Human descriptor version Data size (bytes) Metadata size (bytes) Total size
CNN 102 (deprecated) 2048 8 2056
CNN 103 (deprecated) 2048 8 2056
CNN 104 (deprecated) 2048 8 2056
CNN 105 512 8 520
CNN 106 512 8 520
CNN 107 512 8 520
CNN 108 512 8 520
CNN 109 512 8 520
CNN 110 512 8 520
CNN 112 512 8 520
CNN 113 512 8 520

Metadata includes signature and version information that may be omitted during serialization if the NoSignature flag is specified.

When estimating individual descriptor size in memory or serialization storage requirements with default options, consider using values from the "Total size" column.
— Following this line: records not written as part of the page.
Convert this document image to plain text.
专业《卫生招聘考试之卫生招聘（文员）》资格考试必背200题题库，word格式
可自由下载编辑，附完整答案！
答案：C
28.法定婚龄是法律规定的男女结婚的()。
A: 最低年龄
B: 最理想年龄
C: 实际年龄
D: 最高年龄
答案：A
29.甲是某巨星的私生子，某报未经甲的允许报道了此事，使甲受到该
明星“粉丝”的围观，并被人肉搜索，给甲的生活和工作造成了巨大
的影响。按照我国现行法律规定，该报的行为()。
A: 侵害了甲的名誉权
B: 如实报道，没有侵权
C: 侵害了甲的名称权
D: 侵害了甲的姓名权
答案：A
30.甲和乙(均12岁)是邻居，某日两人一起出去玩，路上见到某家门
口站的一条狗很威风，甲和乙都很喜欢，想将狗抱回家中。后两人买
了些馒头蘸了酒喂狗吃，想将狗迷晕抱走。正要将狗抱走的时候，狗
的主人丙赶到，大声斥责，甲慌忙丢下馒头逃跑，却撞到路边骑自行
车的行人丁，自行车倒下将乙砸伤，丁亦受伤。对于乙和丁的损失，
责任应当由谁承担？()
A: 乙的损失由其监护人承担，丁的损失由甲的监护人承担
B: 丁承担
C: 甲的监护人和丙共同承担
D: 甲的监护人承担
When estimating memory requirements for descriptor batches, use values from the "Data size" column instead, since a descriptor batch does not duplicate metadata per descriptor and thus is more memory-efficient.

These numbers are for approximate computation only, since they do not include overhead like memory alignment for accelerated SIMD processing and the like.